Though many viewers may have lamented the absence of developers such as Naughty Dog and Quantic Dream, Sony’s conference was solid if not earth shattering, not too dissimilar to Microsoft’s in many respects. Both brought a handful of exclusives, some interesting announcements and a good portion of indie games. EA and Konami hosted their own events the following day, with Konami’s consisting mainly of more footage from the Phantom Pain, as well as a Q & A session with Hideo Kojima. Whilst EA showed more of both Dragon Age: Inquisition and Battlefield Hardline, it was Hardline that attracted more attention, though not all of it positive. Dragon Age continued to look as impressive as it has done, showing more sections of the vast world Bioware has created, but Hardline was revealing campaign gameplay for the first time. If you’ve read my recent feature article on the Battlefield series then you’ll know where I think the franchise should be headed, and Hardline did nothing to convince me otherwise. With a storyline straight out of a Michael Bay movie, absurd gameplay mechanics, and ideas virtually stolen from the likes of Far Cry 3 and Crysis 3, Battlefield Hardline is definitely not something I’m looking forward to. Even the multiplayer modes on display left a lot to be desired when compared to previous instalments in the series. The only saving grace may be that Hardline isn’t being developed by Dice, and the extra time afforded to them - as Visceral Games develop Hardline - will allow the next proper Battlefield game to reach the heights the series aspires to.

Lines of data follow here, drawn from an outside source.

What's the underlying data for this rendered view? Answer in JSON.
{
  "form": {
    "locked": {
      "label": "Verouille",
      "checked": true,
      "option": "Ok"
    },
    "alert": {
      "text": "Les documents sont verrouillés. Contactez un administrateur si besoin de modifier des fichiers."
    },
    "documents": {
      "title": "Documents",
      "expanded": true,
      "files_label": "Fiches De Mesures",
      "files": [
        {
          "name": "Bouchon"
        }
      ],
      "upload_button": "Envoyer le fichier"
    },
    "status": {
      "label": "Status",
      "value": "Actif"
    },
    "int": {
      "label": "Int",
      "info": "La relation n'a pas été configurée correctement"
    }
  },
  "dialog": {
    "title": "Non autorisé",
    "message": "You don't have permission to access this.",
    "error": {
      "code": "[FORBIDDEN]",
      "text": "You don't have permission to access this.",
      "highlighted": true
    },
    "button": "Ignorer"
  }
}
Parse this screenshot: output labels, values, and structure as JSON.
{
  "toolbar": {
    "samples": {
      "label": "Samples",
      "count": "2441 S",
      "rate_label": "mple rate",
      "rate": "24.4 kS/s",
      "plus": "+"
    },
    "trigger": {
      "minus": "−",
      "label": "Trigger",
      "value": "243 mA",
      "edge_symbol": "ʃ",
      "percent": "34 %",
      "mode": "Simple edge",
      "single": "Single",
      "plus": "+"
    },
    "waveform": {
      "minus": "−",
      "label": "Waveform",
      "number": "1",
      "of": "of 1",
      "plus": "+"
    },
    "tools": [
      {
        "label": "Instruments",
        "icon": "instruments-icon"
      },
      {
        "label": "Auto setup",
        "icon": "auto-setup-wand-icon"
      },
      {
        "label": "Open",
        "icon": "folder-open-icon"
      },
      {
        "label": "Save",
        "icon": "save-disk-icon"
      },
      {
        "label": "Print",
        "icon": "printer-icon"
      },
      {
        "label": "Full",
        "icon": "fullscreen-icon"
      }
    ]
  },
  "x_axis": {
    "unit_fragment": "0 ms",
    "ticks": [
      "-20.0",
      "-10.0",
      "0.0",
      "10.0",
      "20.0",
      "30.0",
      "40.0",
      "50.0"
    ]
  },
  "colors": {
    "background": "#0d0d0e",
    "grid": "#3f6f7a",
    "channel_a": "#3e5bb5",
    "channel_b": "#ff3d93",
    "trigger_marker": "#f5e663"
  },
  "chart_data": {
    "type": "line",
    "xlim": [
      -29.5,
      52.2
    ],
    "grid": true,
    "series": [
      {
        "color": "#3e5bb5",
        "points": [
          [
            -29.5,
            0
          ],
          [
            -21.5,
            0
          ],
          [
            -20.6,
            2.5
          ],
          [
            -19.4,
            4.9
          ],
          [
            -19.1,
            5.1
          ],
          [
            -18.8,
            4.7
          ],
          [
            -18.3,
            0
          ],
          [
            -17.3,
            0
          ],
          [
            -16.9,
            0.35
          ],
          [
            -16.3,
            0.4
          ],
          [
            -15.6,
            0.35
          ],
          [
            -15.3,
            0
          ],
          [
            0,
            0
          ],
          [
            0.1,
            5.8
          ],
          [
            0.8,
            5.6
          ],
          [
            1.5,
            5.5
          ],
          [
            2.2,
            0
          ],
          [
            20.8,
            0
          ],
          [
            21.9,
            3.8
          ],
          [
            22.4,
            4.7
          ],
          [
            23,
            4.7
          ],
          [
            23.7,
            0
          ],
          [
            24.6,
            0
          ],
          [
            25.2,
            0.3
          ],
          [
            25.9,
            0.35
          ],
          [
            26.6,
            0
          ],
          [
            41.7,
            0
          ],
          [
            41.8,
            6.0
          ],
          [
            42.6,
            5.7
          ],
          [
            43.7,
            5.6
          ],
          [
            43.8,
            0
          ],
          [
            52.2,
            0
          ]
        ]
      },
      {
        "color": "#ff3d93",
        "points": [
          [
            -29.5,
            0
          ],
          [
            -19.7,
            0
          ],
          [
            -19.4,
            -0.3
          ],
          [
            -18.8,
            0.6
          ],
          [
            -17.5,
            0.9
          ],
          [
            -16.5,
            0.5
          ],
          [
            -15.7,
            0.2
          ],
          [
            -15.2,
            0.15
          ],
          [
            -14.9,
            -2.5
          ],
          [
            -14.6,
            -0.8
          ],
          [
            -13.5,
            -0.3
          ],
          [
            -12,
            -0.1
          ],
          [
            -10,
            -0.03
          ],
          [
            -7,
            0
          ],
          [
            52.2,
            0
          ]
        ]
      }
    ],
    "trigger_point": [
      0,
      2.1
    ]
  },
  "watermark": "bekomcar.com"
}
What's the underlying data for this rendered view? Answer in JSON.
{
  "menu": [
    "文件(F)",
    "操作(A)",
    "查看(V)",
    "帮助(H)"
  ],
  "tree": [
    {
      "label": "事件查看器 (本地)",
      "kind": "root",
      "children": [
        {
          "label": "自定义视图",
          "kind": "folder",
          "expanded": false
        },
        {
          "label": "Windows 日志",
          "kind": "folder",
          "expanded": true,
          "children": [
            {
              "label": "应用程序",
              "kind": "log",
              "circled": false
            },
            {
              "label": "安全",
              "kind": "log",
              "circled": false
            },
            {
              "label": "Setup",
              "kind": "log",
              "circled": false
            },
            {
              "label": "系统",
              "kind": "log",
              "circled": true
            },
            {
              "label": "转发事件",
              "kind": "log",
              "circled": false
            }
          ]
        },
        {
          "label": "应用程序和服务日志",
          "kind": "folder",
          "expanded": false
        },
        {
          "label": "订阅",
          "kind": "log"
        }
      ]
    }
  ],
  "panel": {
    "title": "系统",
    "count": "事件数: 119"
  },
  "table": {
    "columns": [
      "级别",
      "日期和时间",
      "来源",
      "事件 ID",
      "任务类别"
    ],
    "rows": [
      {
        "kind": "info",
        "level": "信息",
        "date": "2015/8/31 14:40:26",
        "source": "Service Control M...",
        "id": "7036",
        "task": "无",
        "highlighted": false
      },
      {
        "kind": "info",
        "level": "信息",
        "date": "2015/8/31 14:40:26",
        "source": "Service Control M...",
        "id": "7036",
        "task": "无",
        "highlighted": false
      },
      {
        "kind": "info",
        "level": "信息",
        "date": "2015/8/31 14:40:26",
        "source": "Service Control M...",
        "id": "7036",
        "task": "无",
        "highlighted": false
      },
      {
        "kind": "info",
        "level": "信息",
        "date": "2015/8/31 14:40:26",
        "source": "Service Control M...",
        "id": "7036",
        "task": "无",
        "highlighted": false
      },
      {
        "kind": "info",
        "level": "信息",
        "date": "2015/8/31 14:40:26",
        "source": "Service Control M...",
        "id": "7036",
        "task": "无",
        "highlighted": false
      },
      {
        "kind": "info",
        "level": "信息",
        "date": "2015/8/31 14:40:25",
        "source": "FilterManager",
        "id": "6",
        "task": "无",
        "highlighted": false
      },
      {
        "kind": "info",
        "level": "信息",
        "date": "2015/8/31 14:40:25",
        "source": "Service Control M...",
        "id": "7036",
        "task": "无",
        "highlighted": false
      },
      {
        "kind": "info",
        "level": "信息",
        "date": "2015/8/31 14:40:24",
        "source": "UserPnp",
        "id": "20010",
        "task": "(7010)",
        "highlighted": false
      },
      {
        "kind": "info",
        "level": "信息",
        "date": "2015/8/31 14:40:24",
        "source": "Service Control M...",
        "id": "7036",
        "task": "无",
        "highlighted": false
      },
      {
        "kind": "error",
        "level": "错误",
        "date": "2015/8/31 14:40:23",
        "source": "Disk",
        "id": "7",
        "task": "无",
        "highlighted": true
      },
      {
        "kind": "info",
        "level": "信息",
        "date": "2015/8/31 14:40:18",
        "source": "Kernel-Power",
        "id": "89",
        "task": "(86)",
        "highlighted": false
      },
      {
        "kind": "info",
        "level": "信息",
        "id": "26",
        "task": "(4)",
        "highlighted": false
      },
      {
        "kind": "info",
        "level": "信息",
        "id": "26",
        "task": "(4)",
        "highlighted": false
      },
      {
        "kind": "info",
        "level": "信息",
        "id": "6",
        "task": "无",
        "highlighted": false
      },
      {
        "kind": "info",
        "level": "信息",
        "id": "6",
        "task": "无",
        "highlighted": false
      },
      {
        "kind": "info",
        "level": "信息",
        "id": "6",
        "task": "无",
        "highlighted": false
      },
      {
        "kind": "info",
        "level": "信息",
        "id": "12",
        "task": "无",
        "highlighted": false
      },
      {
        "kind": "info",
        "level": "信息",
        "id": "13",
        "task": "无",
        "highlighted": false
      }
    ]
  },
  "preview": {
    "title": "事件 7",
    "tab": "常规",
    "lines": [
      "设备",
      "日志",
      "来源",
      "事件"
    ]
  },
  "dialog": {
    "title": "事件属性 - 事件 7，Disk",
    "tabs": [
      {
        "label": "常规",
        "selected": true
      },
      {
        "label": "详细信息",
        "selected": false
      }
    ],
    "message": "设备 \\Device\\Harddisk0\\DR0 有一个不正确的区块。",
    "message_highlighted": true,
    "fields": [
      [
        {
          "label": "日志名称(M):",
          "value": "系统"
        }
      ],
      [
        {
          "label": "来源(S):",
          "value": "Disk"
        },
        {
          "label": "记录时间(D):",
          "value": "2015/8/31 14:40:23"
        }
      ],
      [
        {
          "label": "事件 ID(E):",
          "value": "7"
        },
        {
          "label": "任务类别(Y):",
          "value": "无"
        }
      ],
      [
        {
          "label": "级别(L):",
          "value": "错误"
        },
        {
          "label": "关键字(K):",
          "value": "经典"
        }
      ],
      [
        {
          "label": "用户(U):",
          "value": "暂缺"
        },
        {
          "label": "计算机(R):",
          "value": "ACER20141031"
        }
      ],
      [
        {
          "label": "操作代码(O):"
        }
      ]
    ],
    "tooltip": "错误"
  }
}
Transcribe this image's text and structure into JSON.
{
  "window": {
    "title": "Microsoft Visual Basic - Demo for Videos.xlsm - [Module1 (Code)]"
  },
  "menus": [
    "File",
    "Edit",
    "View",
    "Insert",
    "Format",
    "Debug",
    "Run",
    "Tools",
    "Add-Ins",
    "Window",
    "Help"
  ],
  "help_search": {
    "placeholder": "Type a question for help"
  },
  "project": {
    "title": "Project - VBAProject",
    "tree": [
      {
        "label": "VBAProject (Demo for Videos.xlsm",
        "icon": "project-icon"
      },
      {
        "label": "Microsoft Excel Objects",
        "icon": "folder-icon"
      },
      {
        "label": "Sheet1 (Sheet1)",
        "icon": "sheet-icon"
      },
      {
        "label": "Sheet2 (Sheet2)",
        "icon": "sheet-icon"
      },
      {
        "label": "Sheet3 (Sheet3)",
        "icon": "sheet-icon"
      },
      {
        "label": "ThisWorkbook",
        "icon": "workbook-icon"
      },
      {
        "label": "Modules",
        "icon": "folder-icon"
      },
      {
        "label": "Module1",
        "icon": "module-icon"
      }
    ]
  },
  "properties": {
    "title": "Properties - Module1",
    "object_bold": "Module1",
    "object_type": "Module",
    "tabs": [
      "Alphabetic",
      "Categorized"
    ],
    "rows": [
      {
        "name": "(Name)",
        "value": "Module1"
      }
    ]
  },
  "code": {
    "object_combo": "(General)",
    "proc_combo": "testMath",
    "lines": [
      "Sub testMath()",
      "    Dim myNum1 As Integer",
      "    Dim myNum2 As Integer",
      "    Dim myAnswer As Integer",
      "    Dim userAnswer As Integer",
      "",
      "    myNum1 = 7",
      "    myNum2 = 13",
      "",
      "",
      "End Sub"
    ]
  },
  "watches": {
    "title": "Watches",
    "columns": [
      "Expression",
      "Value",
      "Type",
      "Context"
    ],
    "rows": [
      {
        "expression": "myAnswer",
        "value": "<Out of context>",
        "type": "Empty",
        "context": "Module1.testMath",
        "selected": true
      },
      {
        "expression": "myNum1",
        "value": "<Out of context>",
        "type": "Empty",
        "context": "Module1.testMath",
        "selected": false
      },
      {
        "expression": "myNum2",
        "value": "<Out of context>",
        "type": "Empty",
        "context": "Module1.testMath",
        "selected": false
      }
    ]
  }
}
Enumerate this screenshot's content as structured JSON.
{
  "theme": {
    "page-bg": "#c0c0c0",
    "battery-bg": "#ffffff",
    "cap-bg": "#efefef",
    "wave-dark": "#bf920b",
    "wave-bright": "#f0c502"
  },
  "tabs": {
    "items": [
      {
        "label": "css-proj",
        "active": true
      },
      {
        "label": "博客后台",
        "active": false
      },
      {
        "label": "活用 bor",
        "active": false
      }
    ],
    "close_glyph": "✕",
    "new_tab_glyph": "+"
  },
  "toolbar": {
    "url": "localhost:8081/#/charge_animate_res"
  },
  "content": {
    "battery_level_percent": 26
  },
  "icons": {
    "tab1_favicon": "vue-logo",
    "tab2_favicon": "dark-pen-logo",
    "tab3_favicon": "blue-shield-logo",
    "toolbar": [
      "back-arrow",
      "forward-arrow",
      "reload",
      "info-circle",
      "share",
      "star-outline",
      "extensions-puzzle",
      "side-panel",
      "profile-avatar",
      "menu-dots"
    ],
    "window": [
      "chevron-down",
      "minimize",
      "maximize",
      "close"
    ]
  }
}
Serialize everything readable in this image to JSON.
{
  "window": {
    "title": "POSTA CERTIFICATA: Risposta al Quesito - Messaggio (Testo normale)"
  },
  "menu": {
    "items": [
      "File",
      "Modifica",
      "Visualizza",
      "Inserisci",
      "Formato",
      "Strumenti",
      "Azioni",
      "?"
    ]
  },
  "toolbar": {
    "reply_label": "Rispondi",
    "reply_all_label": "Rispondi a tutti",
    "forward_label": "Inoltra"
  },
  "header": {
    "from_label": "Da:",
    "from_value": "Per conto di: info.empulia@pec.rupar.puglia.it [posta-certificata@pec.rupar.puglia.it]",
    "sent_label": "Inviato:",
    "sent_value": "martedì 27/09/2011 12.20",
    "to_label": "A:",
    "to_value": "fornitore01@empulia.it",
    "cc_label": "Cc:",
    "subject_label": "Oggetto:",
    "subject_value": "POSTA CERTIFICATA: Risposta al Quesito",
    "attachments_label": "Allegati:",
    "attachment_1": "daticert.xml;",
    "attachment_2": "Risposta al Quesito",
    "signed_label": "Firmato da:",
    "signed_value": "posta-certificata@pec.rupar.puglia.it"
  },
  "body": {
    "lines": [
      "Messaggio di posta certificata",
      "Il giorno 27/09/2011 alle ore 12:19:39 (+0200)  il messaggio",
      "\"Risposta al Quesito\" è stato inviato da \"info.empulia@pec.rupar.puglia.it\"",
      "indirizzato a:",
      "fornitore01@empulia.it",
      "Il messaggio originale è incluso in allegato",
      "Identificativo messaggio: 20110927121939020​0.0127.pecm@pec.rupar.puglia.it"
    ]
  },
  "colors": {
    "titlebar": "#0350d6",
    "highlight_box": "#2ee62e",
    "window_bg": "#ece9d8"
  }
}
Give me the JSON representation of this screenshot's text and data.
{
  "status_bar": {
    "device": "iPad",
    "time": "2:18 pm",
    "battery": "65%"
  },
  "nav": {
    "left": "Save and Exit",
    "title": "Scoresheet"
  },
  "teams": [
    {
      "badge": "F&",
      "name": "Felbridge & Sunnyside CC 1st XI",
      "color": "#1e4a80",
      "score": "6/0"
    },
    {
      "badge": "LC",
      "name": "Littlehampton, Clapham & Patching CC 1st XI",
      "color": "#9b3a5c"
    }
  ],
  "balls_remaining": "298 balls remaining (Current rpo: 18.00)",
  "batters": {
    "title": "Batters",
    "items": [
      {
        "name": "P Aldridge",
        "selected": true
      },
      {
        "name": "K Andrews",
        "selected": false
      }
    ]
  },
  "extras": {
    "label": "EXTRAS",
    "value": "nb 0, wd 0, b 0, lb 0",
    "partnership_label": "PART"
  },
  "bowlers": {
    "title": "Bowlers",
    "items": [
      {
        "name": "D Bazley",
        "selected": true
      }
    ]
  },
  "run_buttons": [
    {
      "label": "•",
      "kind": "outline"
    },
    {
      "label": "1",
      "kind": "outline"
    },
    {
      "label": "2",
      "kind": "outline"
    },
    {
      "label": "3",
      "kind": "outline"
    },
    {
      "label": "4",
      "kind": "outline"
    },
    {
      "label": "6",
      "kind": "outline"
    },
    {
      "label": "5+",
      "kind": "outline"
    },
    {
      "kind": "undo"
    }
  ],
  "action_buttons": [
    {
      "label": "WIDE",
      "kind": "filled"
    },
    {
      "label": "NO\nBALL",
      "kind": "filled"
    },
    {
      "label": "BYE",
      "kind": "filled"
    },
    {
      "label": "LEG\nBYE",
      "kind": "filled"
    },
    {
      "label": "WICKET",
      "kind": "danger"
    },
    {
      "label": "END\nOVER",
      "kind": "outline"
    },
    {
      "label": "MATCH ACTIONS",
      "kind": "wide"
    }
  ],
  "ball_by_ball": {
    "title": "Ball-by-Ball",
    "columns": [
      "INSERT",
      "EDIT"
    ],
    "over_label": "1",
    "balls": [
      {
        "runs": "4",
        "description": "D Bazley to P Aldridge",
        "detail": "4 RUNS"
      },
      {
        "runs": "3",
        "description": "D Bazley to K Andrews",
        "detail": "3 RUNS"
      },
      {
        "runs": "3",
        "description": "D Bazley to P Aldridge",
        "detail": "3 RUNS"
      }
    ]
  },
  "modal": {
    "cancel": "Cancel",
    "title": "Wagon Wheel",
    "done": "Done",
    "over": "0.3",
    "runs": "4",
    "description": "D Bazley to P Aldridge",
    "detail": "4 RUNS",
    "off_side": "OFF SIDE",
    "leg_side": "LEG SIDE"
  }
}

So that was Gamescom 2014, and although it wasn’t stocked to the brim with shock announcements, it felt decidedly more focussed than the likes of E3. It had its fair share of surprises, but on the whole the majority of the games that featured throughout the week weren’t being seen for the first time. Whereas E3 feels more akin to an enormous PR event, Gamescom still manages to find that balance between videogames expo, that’s accessible to the public, yet still able to provide those exciting moments. If I had to pick a personal highlight from Microsoft it would be the beautiful looking Ori and the Blind Forest, whilst Sony’s opening showpiece Bloodborne, left me aching to get my hands on a copy.